Noteworthy that presented formulas work best for a rectangular window, that is, they do not require additional preprocessing of a discrete frame. Using any other window functions only reduces their accuracy.
The presence of several nearby harmonics in the spectrum can introduce additional distortions into the interpolation accuracy, but for remote from each other harmonics the errors are reduced to a minimum.
From what observations are the formulas have been derived?
Let consider the magnitude and phase spectrums of a single harmonic when the frequency falls on a division of a discrete lattice and on different parts of the interval between two nearby divisions.
The frequency of the i-th lattice division can be calculated by the following formula
var binToFrequency = sampleRate / frameSize;
var binFrequency = i * binToFrequency;
When a harmonic hits a grating division, a clear peak is observed in the magnitude spectrum, and the effect of spectral leakage is absent, the magnitude values at the remaining divisions are close to zero. The phase value is also determined with high accuracy, however, sharp phase jumps begin to be observed in the phase spectrum.
With a slight frequency shift into the interval between two grating divisions, the magnitude spectrum begins to show the effect of leakage and a characteristic cutoff of the harmonic's peak, which reaches its maximum in the middle of the interval. In this case, an interesting picture is observed in the phase spectrum: the value of the phase of the harmonic now lies on a straight line that connects the values between two nearby divisions of the lattice, and the rest of the phase spectrum forms smooth curves.
Carefully considering of the shift process uncover the following regularity
var halfStepF = (cF - bF) / 2;
var bcMiddleF = (bF + cF) / 2;
var bcOffsetScale = (cM - bM) / (cM + bM);
var bcF = bcMiddleF + bcOffsetScale * halfStepF;
Performing substitutions and transformations with simplifications leads to following expressions for calculating the exact harmonic frequency and its phase
var bcF = (bF * bM + cF * cM) / (bM + cM);
var bcP = bP + (bcF - bF) * (cP - bP) / (cF - bF);
/* y(x) = y0 + ( x - x0) * (y1 - y0) / (x1 - x0) */
The magnitude value is a bit more difficult to guess, but with a fairly high accuracy it is described by the expression
var bcM = (bM + cM) - (aM + dM) / Pi.Half;
It is necessary to mention methods for detecting leaked peaks in a signal for their further interpolation. There are two characteristic features by which a candidate can be identified: a cut peak in the magnitude spectrum and a jump in the phase spectrum. But the combined probabilistic approach is more reliable.

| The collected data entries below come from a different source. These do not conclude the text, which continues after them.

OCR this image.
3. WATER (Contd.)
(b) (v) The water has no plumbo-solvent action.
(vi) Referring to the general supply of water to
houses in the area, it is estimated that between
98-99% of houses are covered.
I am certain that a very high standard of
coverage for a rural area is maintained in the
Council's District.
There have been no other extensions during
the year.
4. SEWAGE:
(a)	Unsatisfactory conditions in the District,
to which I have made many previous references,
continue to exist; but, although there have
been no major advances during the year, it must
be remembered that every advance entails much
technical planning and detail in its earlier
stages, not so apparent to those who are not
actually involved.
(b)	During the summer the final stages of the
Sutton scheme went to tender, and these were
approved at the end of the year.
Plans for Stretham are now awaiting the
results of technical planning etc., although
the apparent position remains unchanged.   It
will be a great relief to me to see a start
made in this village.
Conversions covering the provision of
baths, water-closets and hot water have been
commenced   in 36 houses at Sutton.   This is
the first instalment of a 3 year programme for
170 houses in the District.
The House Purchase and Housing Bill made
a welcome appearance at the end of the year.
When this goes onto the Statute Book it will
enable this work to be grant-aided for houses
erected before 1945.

double GetPeakProbabilityByPhase() => Math.Abs(cP - bP) / Pi.Single;
double GetPeakProbabilityByMagnitude()
{
var bcM = (bM + cM) - (aM + dM) / Pi.Half;
return
(aM < bcM && bcM > dM)
&&
(bM * 0.95 < bcM && bcM > cM * 0.95)
? 0.95
: 0.05;
}
var peakProbabilityByPhase = GetPeakProbabilityByPhase();
var peakProbabilityByMagnitude = GetPeakProbabilityByMagnitude();
var peakProbability = peakProbabilityByPhase * peakProbabilityByMagnitude;
if (peakProbabilityByMagnitude > 0.5 && peakProbabilityByPhase < 0.5)
resonances?.Add(i);
if (peakProbability > 0.5)
Detection of resonances
It should be noted that pronounced magnitude cutoffs can also occur at resonances, when two or more significant harmonics lie in the same or nearby intervals of the discrete lattice, but in this case the effect of merging two jumps begins to appear on the phase spectrum, which allows to distinguish resonance from the phenomenon of spectral leakage.

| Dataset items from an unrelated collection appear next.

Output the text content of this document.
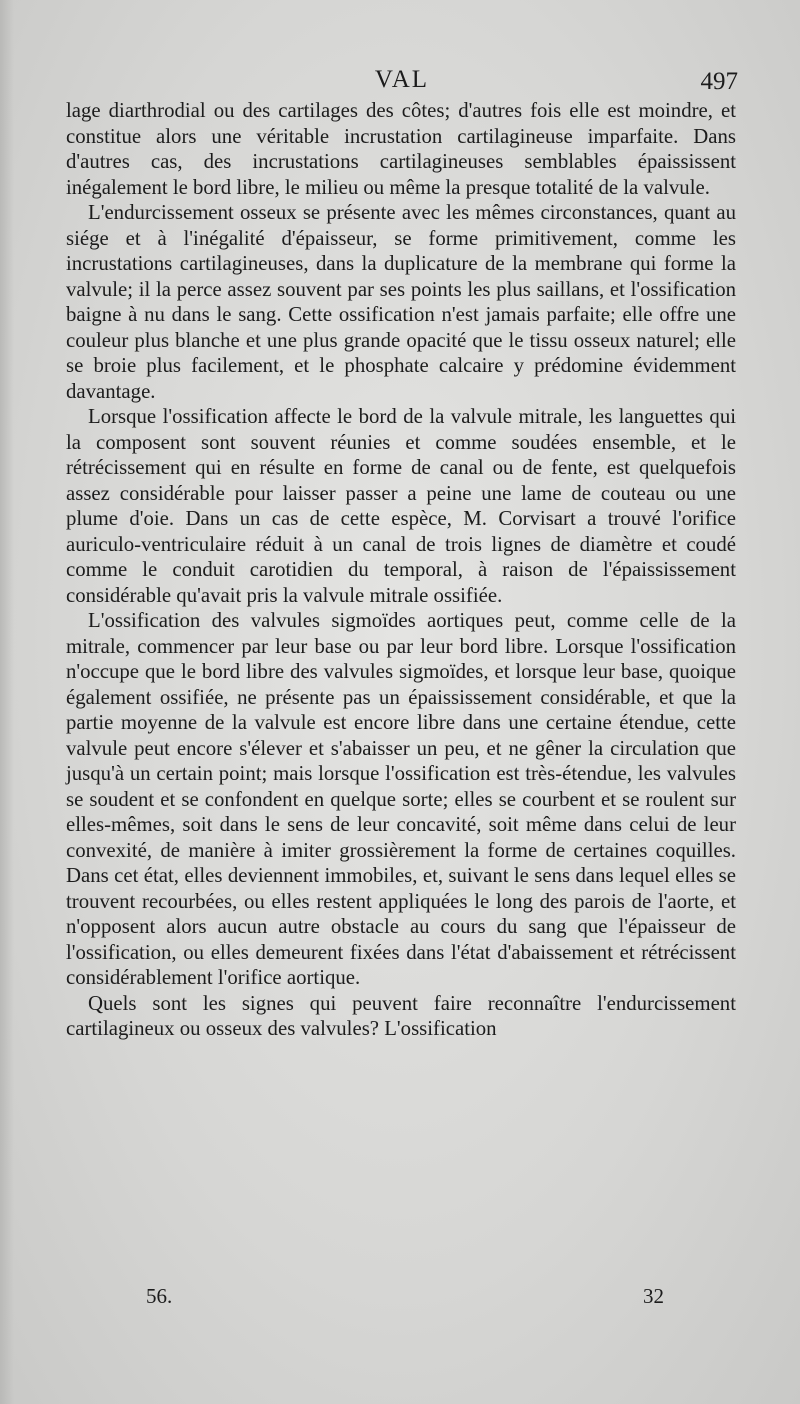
VAL	497

lage diarthrodial ou des cartilages des côtes; d'autres fois elle est moindre, et constitue alors une véritable incrustation cartilagineuse imparfaite. Dans d'autres cas, des incrustations cartilagineuses semblables épaississent inégalement le bord libre, le milieu ou même la presque totalité de la valvule.

L'endurcissement osseux se présente avec les mêmes circonstances, quant au siége et à l'inégalité d'épaisseur, se forme primitivement, comme les incrustations cartilagineuses, dans la duplicature de la membrane qui forme la valvule; il la perce assez souvent par ses points les plus saillans, et l'ossification baigne à nu dans le sang. Cette ossification n'est jamais parfaite; elle offre une couleur plus blanche et une plus grande opacité que le tissu osseux naturel; elle se broie plus facilement, et le phosphate calcaire y prédomine évidemment davantage.

Lorsque l'ossification affecte le bord de la valvule mitrale, les languettes qui la composent sont souvent réunies et comme soudées ensemble, et le rétrécissement qui en résulte en forme de canal ou de fente, est quelquefois assez considérable pour laisser passer a peine une lame de couteau ou une plume d'oie. Dans un cas de cette espèce, M. Corvisart a trouvé l'orifice auriculo-ventriculaire réduit à un canal de trois lignes de diamètre et coudé comme le conduit carotidien du temporal, à raison de l'épaississement considérable qu'avait pris la valvule mitrale ossifiée.

L'ossification des valvules sigmoïdes aortiques peut, comme celle de la mitrale, commencer par leur base ou par leur bord libre. Lorsque l'ossification n'occupe que le bord libre des valvules sigmoïdes, et lorsque leur base, quoique également ossifiée, ne présente pas un épaississement considérable, et que la partie moyenne de la valvule est encore libre dans une certaine étendue, cette valvule peut encore s'élever et s'abaisser un peu, et ne gêner la circulation que jusqu'à un certain point; mais lorsque l'ossification est très-étendue, les valvules se soudent et se confondent en quelque sorte; elles se courbent et se roulent sur elles-mêmes, soit dans le sens de leur concavité, soit même dans celui de leur convexité, de manière à imiter grossièrement la forme de certaines coquilles. Dans cet état, elles deviennent immobiles, et, suivant le sens dans lequel elles se trouvent recourbées, ou elles restent appliquées le long des parois de l'aorte, et n'opposent alors aucun autre obstacle au cours du sang que l'épaisseur de l'ossification, ou elles demeurent fixées dans l'état d'abaissement et rétrécissent considérablement l'orifice aortique.

Quels sont les signes qui peuvent faire reconnaître l'endurcissement cartilagineux ou osseux des valvules? L'ossification

56.	32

In the general case any two harmonics are resonant, just the characteristic effect of beats begins to become most noticeable when their frequencies are close enough.
RIDDLE №3
An interesting observation: the resonance is very similar to the magnitude modulation of a low-frequency signal by a high-frequency one, for example, the resonance of 440 and 444 hertz is similar to a 4 hertz signal (or frequencies of that order) modulated at about 442 hertz. This assumption requires research, clarification and further verification.
At the final stage, after performing the PMI, it is easy to extract pure harmonic components from the spectral data, which already have not a pixel-by-pixel, but a raster representation (frequency/magnitude/phase).

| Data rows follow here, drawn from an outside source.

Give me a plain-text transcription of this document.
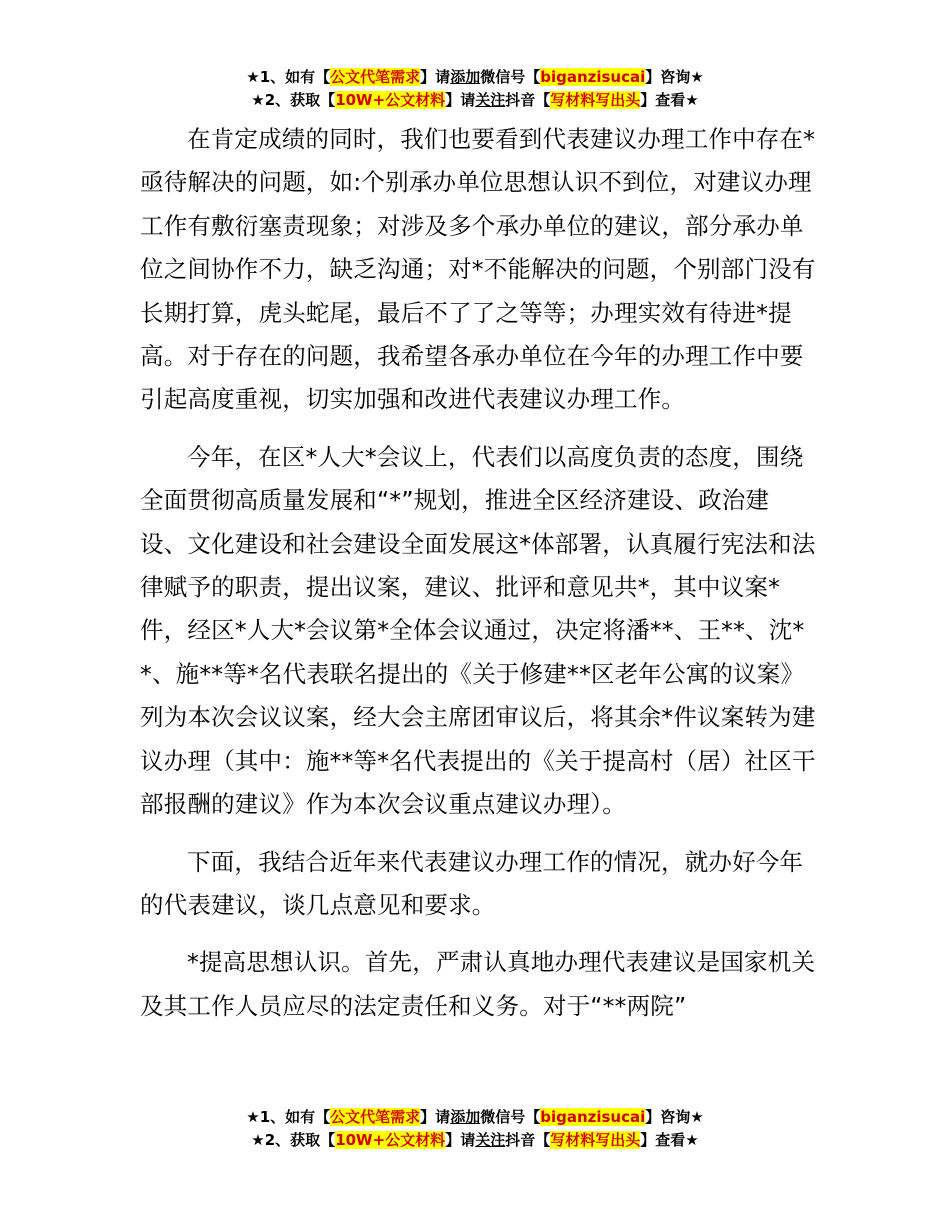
★1、如有【公文代笔需求】请添加微信号【biganzisucai】咨询★
★2、获取【10W+公文材料】请关注抖音【写材料写出头】查看★

在肯定成绩的同时，我们也要看到代表建议办理工作中存在*亟待解决的问题，如:个别承办单位思想认识不到位，对建议办理工作有敷衍塞责现象；对涉及多个承办单位的建议，部分承办单位之间协作不力，缺乏沟通；对*不能解决的问题，个别部门没有长期打算，虎头蛇尾，最后不了了之等等；办理实效有待进*提高。对于存在的问题，我希望各承办单位在今年的办理工作中要引起高度重视，切实加强和改进代表建议办理工作。

今年，在区*人大*会议上，代表们以高度负责的态度，围绕全面贯彻高质量发展和“*”规划，推进全区经济建设、政治建设、文化建设和社会建设全面发展这*体部署，认真履行宪法和法律赋予的职责，提出议案，建议、批评和意见共*，其中议案*件，经区*人大*会议第*全体会议通过，决定将潘**、王**、沈**、施**等*名代表联名提出的《关于修建**区老年公寓的议案》列为本次会议议案，经大会主席团审议后，将其余*件议案转为建议办理（其中：施**等*名代表提出的《关于提高村（居）社区干部报酬的建议》作为本次会议重点建议办理）。

下面，我结合近年来代表建议办理工作的情况，就办好今年的代表建议，谈几点意见和要求。

*提高思想认识。首先，严肃认真地办理代表建议是国家机关及其工作人员应尽的法定责任和义务。对于“**两院”

★1、如有【公文代笔需求】请添加微信号【biganzisucai】咨询★
★2、获取【10W+公文材料】请关注抖音【写材料写出头】查看★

public static IEnumerable<Bin> EnumeratePeaks(this IList<Bin> spectrum, double silenceThreshold = 0.01)
{
var count = spectrum.Count - 3;
for (var i = 0; i < count; i++)
{
spectrum[i + 0].Deconstruct(out var aF, out var aM, out var aP);
spectrum[i + 1].Deconstruct(out var bF, out var bM, out var bP);
spectrum[i + 2].Deconstruct(out var cF, out var cM, out var cP);
if ((aM + cM) * 0.25d < bM && aM < bM && bM > cM && bM > silenceThreshold)
yield return spectrum[i + 1];
}
}
The method allows to identify a set of the most pronounced harmonics of the original signal, after which they can be easily represented as complex numbers or cosine waves for further high-precision processing via basic mathematical operations.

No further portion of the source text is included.